Puerto Rico is mired in a crisis after suffering through its most damaging hurricane in nearly a century. Its electrical infrastructure is in shambles. Residents are struggling to find potable water. Gasoline is in short supply, making it difficult for aid workers to distribute supplies.
In short, this is not the time to talk about the island’s unpayable $74 billion of debt.
But that did not stop some of the island’s creditors from pursuing a better deal this week. Worse, they tried to cloak it in the guise of altruism. They offered to lend Puerto Rico an additional $1 billion in return for 85 cents on the dollar for a third of their outstanding bonds and a better position in line to get repaid, similar to a previous settlement that had already been rejected. Not surprisingly, Puerto Rico dismissed the offeron Thursday.
These investors, which own bonds backed by the island’s distressed and now nearly demolished Puerto Rico Electric Power Authority, probably know that talking about financial negotiations when people are suffering is unsavory. But their investments are plunging in value by the day, and if the prospect of recovering money was slim before Hurricane Maria, creditors could now be facing a much lower recovery.

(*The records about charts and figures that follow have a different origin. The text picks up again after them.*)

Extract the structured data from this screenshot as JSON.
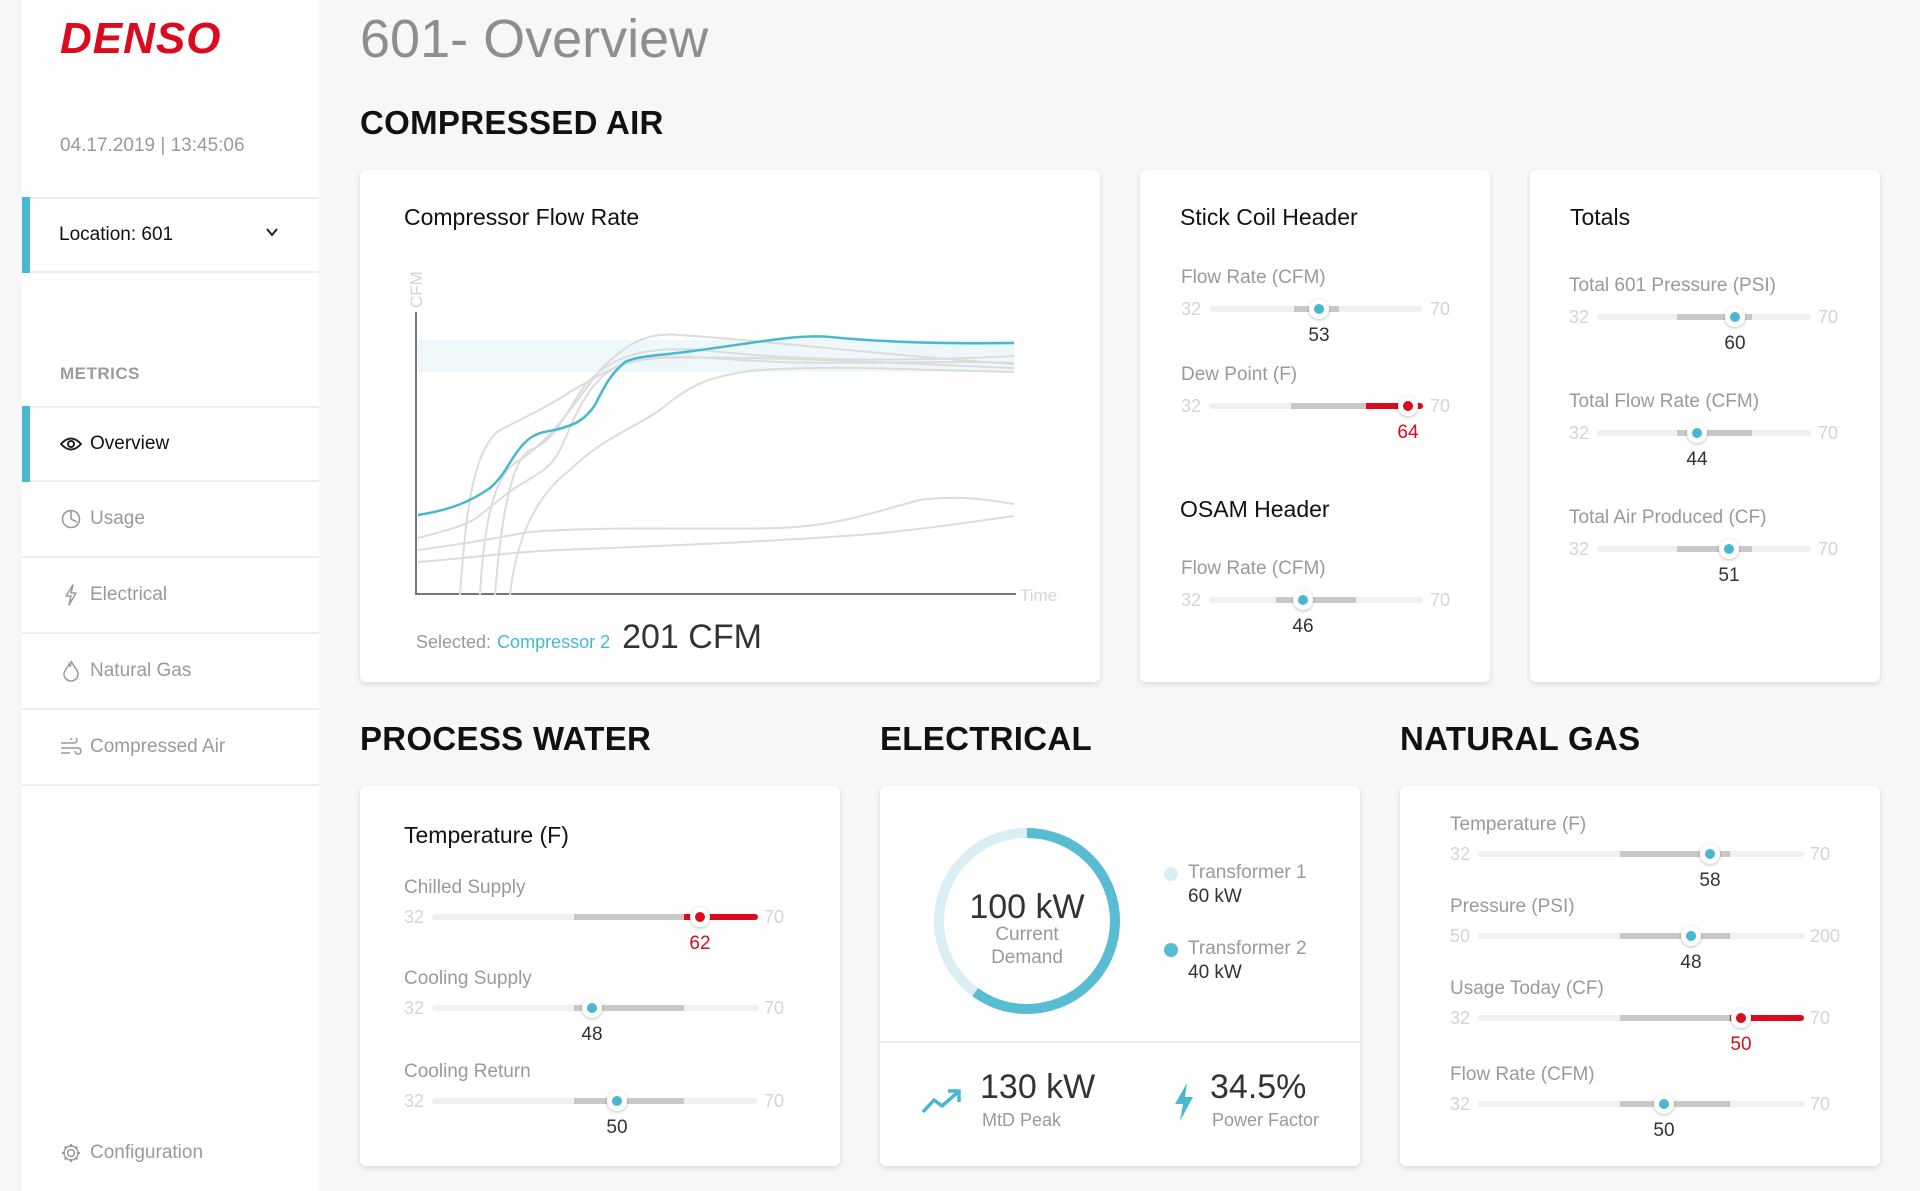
{
  "brand": "DENSO",
  "datetime": "04.17.2019 | 13:45:06",
  "location": {
    "label": "Location: 601"
  },
  "metrics_heading": "METRICS",
  "nav": [
    {
      "label": "Overview",
      "icon": "eye-icon",
      "active": true
    },
    {
      "label": "Usage",
      "icon": "clock-pie-icon",
      "active": false
    },
    {
      "label": "Electrical",
      "icon": "lightning-icon",
      "active": false
    },
    {
      "label": "Natural Gas",
      "icon": "flame-icon",
      "active": false
    },
    {
      "label": "Compressed Air",
      "icon": "wind-icon",
      "active": false
    }
  ],
  "configuration": "Configuration",
  "page_title": "601- Overview",
  "sections": {
    "compressed_air": "COMPRESSED AIR",
    "process_water": "PROCESS WATER",
    "electrical": "ELECTRICAL",
    "natural_gas": "NATURAL GAS"
  },
  "flow_chart": {
    "title": "Compressor Flow Rate",
    "ylabel": "CFM",
    "xlabel": "Time",
    "selected_label": "Selected:",
    "selected_name": "Compressor 2",
    "selected_value": "201 CFM"
  },
  "chart_data": {
    "type": "line",
    "xlabel": "Time",
    "ylabel": "CFM",
    "highlight": "Compressor 2",
    "accent_color": "#47b8cf"
  },
  "stick_coil": {
    "title": "Stick Coil Header",
    "metrics": [
      {
        "label": "Flow Rate (CFM)",
        "min": "32",
        "max": "70",
        "value": "53",
        "alert": false
      },
      {
        "label": "Dew Point (F)",
        "min": "32",
        "max": "70",
        "value": "64",
        "alert": true
      }
    ]
  },
  "osam": {
    "title": "OSAM Header",
    "metrics": [
      {
        "label": "Flow Rate (CFM)",
        "min": "32",
        "max": "70",
        "value": "46",
        "alert": false
      }
    ]
  },
  "totals": {
    "title": "Totals",
    "metrics": [
      {
        "label": "Total 601 Pressure (PSI)",
        "min": "32",
        "max": "70",
        "value": "60",
        "alert": false
      },
      {
        "label": "Total Flow Rate (CFM)",
        "min": "32",
        "max": "70",
        "value": "44",
        "alert": false
      },
      {
        "label": "Total Air Produced (CF)",
        "min": "32",
        "max": "70",
        "value": "51",
        "alert": false
      }
    ]
  },
  "process_water": {
    "title": "Temperature (F)",
    "metrics": [
      {
        "label": "Chilled Supply",
        "min": "32",
        "max": "70",
        "value": "62",
        "alert": true
      },
      {
        "label": "Cooling Supply",
        "min": "32",
        "max": "70",
        "value": "48",
        "alert": false
      },
      {
        "label": "Cooling Return",
        "min": "32",
        "max": "70",
        "value": "50",
        "alert": false
      }
    ]
  },
  "electrical": {
    "demand_value": "100 kW",
    "demand_label_1": "Current",
    "demand_label_2": "Demand",
    "demand_fraction": 0.6,
    "transformer1_name": "Transformer 1",
    "transformer1_value": "60 kW",
    "transformer2_name": "Transformer 2",
    "transformer2_value": "40 kW",
    "peak_value": "130 kW",
    "peak_label": "MtD Peak",
    "pf_value": "34.5%",
    "pf_label": "Power Factor"
  },
  "natural_gas": {
    "metrics": [
      {
        "label": "Temperature (F)",
        "min": "32",
        "max": "70",
        "value": "58",
        "alert": false
      },
      {
        "label": "Pressure (PSI)",
        "min": "50",
        "max": "200",
        "value": "48",
        "alert": false
      },
      {
        "label": "Usage Today (CF)",
        "min": "32",
        "max": "70",
        "value": "50",
        "alert": true
      },
      {
        "label": "Flow Rate (CFM)",
        "min": "32",
        "max": "70",
        "value": "50",
        "alert": false
      }
    ]
  },
  "colors": {
    "accent": "#47b8cf",
    "alert": "#dc0a1e",
    "brand": "#dc0a1e"
  }
}
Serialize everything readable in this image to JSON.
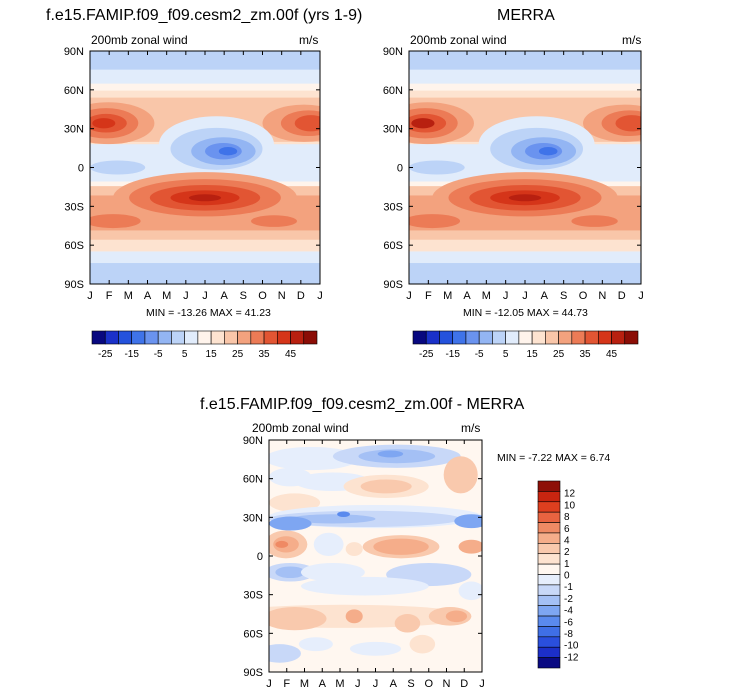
{
  "colors": {
    "levels": [
      "#08087f",
      "#1a31c9",
      "#2452dc",
      "#3f73e9",
      "#6a93ef",
      "#93b5f3",
      "#bcd3f7",
      "#e1ecfb",
      "#fff4ec",
      "#fde3d0",
      "#f9c6a9",
      "#f3a27e",
      "#ec7b56",
      "#e25533",
      "#d53519",
      "#b82010",
      "#8b0d06"
    ],
    "diff_levels": [
      "#0a0a82",
      "#1c2fc8",
      "#2a4fdd",
      "#3f6fe6",
      "#5a8aee",
      "#7ea6f2",
      "#a4c0f5",
      "#c8d8f8",
      "#e6eefc",
      "#fff7f0",
      "#fde3d0",
      "#f9c9ad",
      "#f5ad8a",
      "#ef8a64",
      "#e86340",
      "#de3f1f",
      "#c82510",
      "#8e1008"
    ]
  },
  "panels": [
    {
      "title": "f.e15.FAMIP.f09_f09.cesm2_zm.00f (yrs 1-9)",
      "left_label": "200mb zonal wind",
      "right_label": "m/s",
      "stats": "MIN = -13.26 MAX =  41.23"
    },
    {
      "title": "MERRA",
      "left_label": "200mb zonal wind",
      "right_label": "m/s",
      "stats": "MIN = -12.05 MAX =  44.73"
    },
    {
      "title": "f.e15.FAMIP.f09_f09.cesm2_zm.00f - MERRA",
      "left_label": "200mb zonal wind",
      "right_label": "m/s",
      "stats": "MIN =  -7.22 MAX =   6.74"
    }
  ],
  "chart_data": [
    {
      "type": "heatmap",
      "title": "f.e15.FAMIP.f09_f09.cesm2_zm.00f (yrs 1-9)",
      "subtitle_left": "200mb zonal wind",
      "subtitle_right": "m/s",
      "x_ticks": [
        "J",
        "F",
        "M",
        "A",
        "M",
        "J",
        "J",
        "A",
        "S",
        "O",
        "N",
        "D",
        "J"
      ],
      "y_ticks": [
        "90N",
        "60N",
        "30N",
        "0",
        "30S",
        "60S",
        "90S"
      ],
      "colorbar_labels": [
        "-25",
        "-15",
        "-5",
        "5",
        "15",
        "25",
        "35",
        "45"
      ],
      "min": -13.26,
      "max": 41.23
    },
    {
      "type": "heatmap",
      "title": "MERRA",
      "subtitle_left": "200mb zonal wind",
      "subtitle_right": "m/s",
      "x_ticks": [
        "J",
        "F",
        "M",
        "A",
        "M",
        "J",
        "J",
        "A",
        "S",
        "O",
        "N",
        "D",
        "J"
      ],
      "y_ticks": [
        "90N",
        "60N",
        "30N",
        "0",
        "30S",
        "60S",
        "90S"
      ],
      "colorbar_labels": [
        "-25",
        "-15",
        "-5",
        "5",
        "15",
        "25",
        "35",
        "45"
      ],
      "min": -12.05,
      "max": 44.73
    },
    {
      "type": "heatmap",
      "title": "f.e15.FAMIP.f09_f09.cesm2_zm.00f - MERRA",
      "subtitle_left": "200mb zonal wind",
      "subtitle_right": "m/s",
      "x_ticks": [
        "J",
        "F",
        "M",
        "A",
        "M",
        "J",
        "J",
        "A",
        "S",
        "O",
        "N",
        "D",
        "J"
      ],
      "y_ticks": [
        "90N",
        "60N",
        "30N",
        "0",
        "30S",
        "60S",
        "90S"
      ],
      "colorbar_labels": [
        "12",
        "10",
        "8",
        "6",
        "4",
        "2",
        "1",
        "0",
        "-1",
        "-2",
        "-4",
        "-6",
        "-8",
        "-10",
        "-12"
      ],
      "min": -7.22,
      "max": 6.74
    }
  ]
}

It’s not as if Puerto Rico can’t use the money. In fact, it needs it desperately to help meet local matching requirements to receive Federal Emergency Management Agency funds. If the commonwealth doesn’t receive near-term help, and lots of it, there’s a good chance that Puerto Rico will never recover. Residents will flee the island, heading to the mainland U.S. instead, and large swaths of it will never be rebuilt.
But that help needs to come without strings and without creditors jockeying for a better place in line for whatever scraps are left after the government figures out how to get relief supplies off the docks and into the hands of its suffering citizens, how to open more hospitals and how to restore power.
This is a no-win situation for investors, but they can only make themselves look bad by publicly focusing on preserving the value of their holdings while a catastrophe plays out.
Our sense of humanity is being tested. It is not measured by a few extra cents on the dollar.